Longtime artistic producer at Dance Victoria (DV) in British Columbia, Stephen White, has returned to the position less than two months after being fired. White was reinstated following a Dance Victoria Society special general meeting on August 1 that also saw DV’s entire board of directors replaced. Within days of the meeting, DV’s executive director of two years, Jason Dubois, announced that he had left the organization.
In a lengthy letter, Dance Victoria’s board of directors disclosed some of the back story leading up to the meeting to its membership, which consists of nearly 200 donors, private-sector sponsors and supporters. The narrative was one of escalating mistrust and turbulence over the past year as DV undertook a course of strategic planning that included a realignment of staff resources.
Several individuals made presentations at the meeting, including White himself, and the evening culminated in the dissolution of the existing board of directors and the installation of a new one led by President Paul McNair. McNair, along with new directors Robert Milne, Regan McGrath, Allana Lindgren, Lynda Raino and John B. Shields, all have a prior history serving Dance Victoria in governance or programming capacities. The new board’s first action was to reinstate White as executive producer.
While it’s not the first time a not-for-profit arts organization has experienced growing pains of this nature due to conflicting ideas about governance, personalities, organizational protocols and vision, this instance seems to have led to an unusual amount of turmoil, speculation about personality conflicts and the loss of some key players.
In a statement, outgoing ED Jason Dubois wrote: “When Stephen’s relationship with the former board of the Dance Victoria Society fell apart, I was unwillingly drawn into an escalating dispute. Over the past few months of instability, as I watched my relationship with Stephen also begin to deteriorate amid accusations of collusion and disloyalty, my future with the society became questionable.” Dubois says that he hung in for a time: “Following the board’s decision not to renew Stephen’s contract, I committed to continue serving the Society during the search for a new producer; however, given Stephen’s reinstatement and the election of the new board this commitment has been fulfilled. It’s a good time for me to move on and seek new opportunities.”
Although Dubois has confirmed that Paul McNair and he are in conversation and White told me that “the door is open” for Dubois to return to Dance Victoria, it seems unlikely that he will.

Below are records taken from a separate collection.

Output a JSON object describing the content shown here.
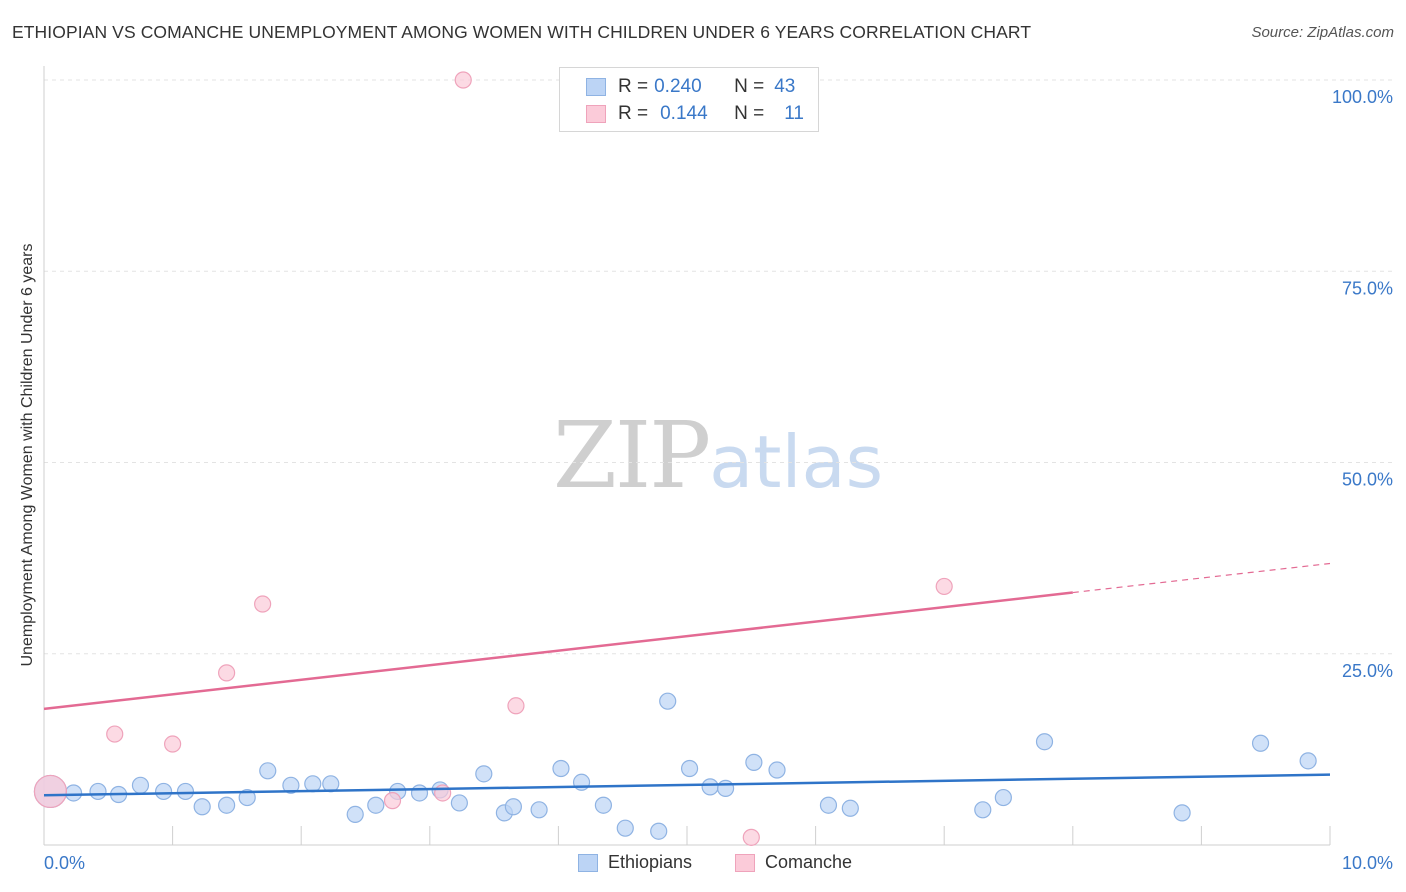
{
  "title": "ETHIOPIAN VS COMANCHE UNEMPLOYMENT AMONG WOMEN WITH CHILDREN UNDER 6 YEARS CORRELATION CHART",
  "source": "Source: ZipAtlas.com",
  "watermark": {
    "zip": "ZIP",
    "atlas": "atlas"
  },
  "legend": {
    "rows": [
      {
        "r_label": "R =",
        "r_value": "0.240",
        "n_label": "N =",
        "n_value": "43"
      },
      {
        "r_label": "R =",
        "r_value": "0.144",
        "n_label": "N =",
        "n_value": "11"
      }
    ]
  },
  "colors": {
    "ethiopians_fill": "#bcd4f5",
    "ethiopians_stroke": "#8fb3e3",
    "ethiopians_line": "#2f74c8",
    "comanche_fill": "#fbcbd9",
    "comanche_stroke": "#efa3bb",
    "comanche_line": "#e36a93",
    "tick_label": "#3a78c8",
    "grid": "#e3e3e3"
  },
  "chart_data": {
    "type": "scatter",
    "title": "ETHIOPIAN VS COMANCHE UNEMPLOYMENT AMONG WOMEN WITH CHILDREN UNDER 6 YEARS CORRELATION CHART",
    "xlabel": "",
    "ylabel": "Unemployment Among Women with Children Under 6 years",
    "xlim": [
      0,
      10
    ],
    "ylim": [
      0,
      100
    ],
    "x_tick_labels": [
      "0.0%",
      "10.0%"
    ],
    "y_tick_labels": [
      "100.0%",
      "75.0%",
      "50.0%",
      "25.0%"
    ],
    "y_ticks": [
      100,
      75,
      50,
      25
    ],
    "grid": true,
    "legend_position": "bottom",
    "series": [
      {
        "name": "Ethiopians",
        "r": 0.24,
        "n": 43,
        "trend": {
          "x0": 0.0,
          "y0": 6.5,
          "x1": 10.0,
          "y1": 9.2,
          "dashed_from": null
        },
        "points": [
          {
            "x": 0.05,
            "y": 7.0,
            "big": true
          },
          {
            "x": 0.23,
            "y": 6.8
          },
          {
            "x": 0.42,
            "y": 7.0
          },
          {
            "x": 0.58,
            "y": 6.6
          },
          {
            "x": 0.75,
            "y": 7.8
          },
          {
            "x": 0.93,
            "y": 7.0
          },
          {
            "x": 1.1,
            "y": 7.0
          },
          {
            "x": 1.23,
            "y": 5.0
          },
          {
            "x": 1.42,
            "y": 5.2
          },
          {
            "x": 1.58,
            "y": 6.2
          },
          {
            "x": 1.74,
            "y": 9.7
          },
          {
            "x": 1.92,
            "y": 7.8
          },
          {
            "x": 2.09,
            "y": 8.0
          },
          {
            "x": 2.23,
            "y": 8.0
          },
          {
            "x": 2.42,
            "y": 4.0
          },
          {
            "x": 2.58,
            "y": 5.2
          },
          {
            "x": 2.75,
            "y": 7.0
          },
          {
            "x": 2.92,
            "y": 6.8
          },
          {
            "x": 3.08,
            "y": 7.2
          },
          {
            "x": 3.23,
            "y": 5.5
          },
          {
            "x": 3.42,
            "y": 9.3
          },
          {
            "x": 3.58,
            "y": 4.2
          },
          {
            "x": 3.65,
            "y": 5.0
          },
          {
            "x": 3.85,
            "y": 4.6
          },
          {
            "x": 4.02,
            "y": 10.0
          },
          {
            "x": 4.18,
            "y": 8.2
          },
          {
            "x": 4.35,
            "y": 5.2
          },
          {
            "x": 4.52,
            "y": 2.2
          },
          {
            "x": 4.78,
            "y": 1.8
          },
          {
            "x": 4.85,
            "y": 18.8
          },
          {
            "x": 5.02,
            "y": 10.0
          },
          {
            "x": 5.18,
            "y": 7.6
          },
          {
            "x": 5.3,
            "y": 7.4
          },
          {
            "x": 5.52,
            "y": 10.8
          },
          {
            "x": 5.7,
            "y": 9.8
          },
          {
            "x": 6.1,
            "y": 5.2
          },
          {
            "x": 6.27,
            "y": 4.8
          },
          {
            "x": 7.3,
            "y": 4.6
          },
          {
            "x": 7.46,
            "y": 6.2
          },
          {
            "x": 7.78,
            "y": 13.5
          },
          {
            "x": 8.85,
            "y": 4.2
          },
          {
            "x": 9.46,
            "y": 13.3
          },
          {
            "x": 9.83,
            "y": 11.0
          }
        ]
      },
      {
        "name": "Comanche",
        "r": 0.144,
        "n": 11,
        "trend": {
          "x0": 0.0,
          "y0": 17.8,
          "x1": 10.0,
          "y1": 36.8,
          "dashed_from": 8.0
        },
        "points": [
          {
            "x": 0.05,
            "y": 7.0,
            "big": true
          },
          {
            "x": 0.55,
            "y": 14.5
          },
          {
            "x": 1.0,
            "y": 13.2
          },
          {
            "x": 1.42,
            "y": 22.5
          },
          {
            "x": 1.7,
            "y": 31.5
          },
          {
            "x": 2.71,
            "y": 5.8
          },
          {
            "x": 3.1,
            "y": 6.8
          },
          {
            "x": 3.26,
            "y": 100.0
          },
          {
            "x": 3.67,
            "y": 18.2
          },
          {
            "x": 5.5,
            "y": 1.0
          },
          {
            "x": 7.0,
            "y": 33.8
          }
        ]
      }
    ]
  },
  "bottom_legend": [
    "Ethiopians",
    "Comanche"
  ]
}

The loss of the highly regarded Dubois (and earlier in 2013, of Associate Producer Elise Wren, who was being groomed to succeed White upon his retirement) is significant. Yet McNair said in an interview with The Dance Current that he doesn’t believe DV has been truly “damaged” by recent events. McNair pointed out that nearly the entire membership was in attendance at the August 1 special meeting (either in person or by proxy) and that “subscriptions have not suffered and donations have increased.” McNair believes that “the community has really rallied around an organization they value.” McNair and the board are focused on DV’s future and its growing slate of development, presentation and community engagement activities. “I think we’re back on track now,” he says, “… which is not to say we don’t have issues, because this doesn’t happen and you not have issues. But we are committed to addressing those issues.”
If there’s a larger lesson to be learned here, says McNair, “it’s that governance issues don’t just affect the six or ten people on the board — they can reverberate throughout an organization.” While he won’t categorically blame the outgoing board for DV’s recent staffing woes, McNair believes there were problems in the transparent communication of certain kinds of information.
It’s a delicate balance that many arts organizations face, and McNair believes, “You’d be hard-pressed to find a more passionate group in the not-for-profit sector than the arts and artists — but you have to balance that passion with good governance.”
White’s takeaway from the experience of being fired after fourteen years and then quickly rehired with rallied support from the local community? “It’s made my connection to our Dance Victoria Society members, our donors and sponsors even deeper — it’s been humbling to feel their support. And I’m blown away by the commitment shown by the new board.”
As we head toward summer’s end, White is grateful to be back at the helm in Victoria and preparing to launch DV’s mainstage presentation season (one that he programmed) — it kicks off with the UK’s BalletBoyz on November 14. Is this “business as usual” for Dance Victoria? It remains to be seen.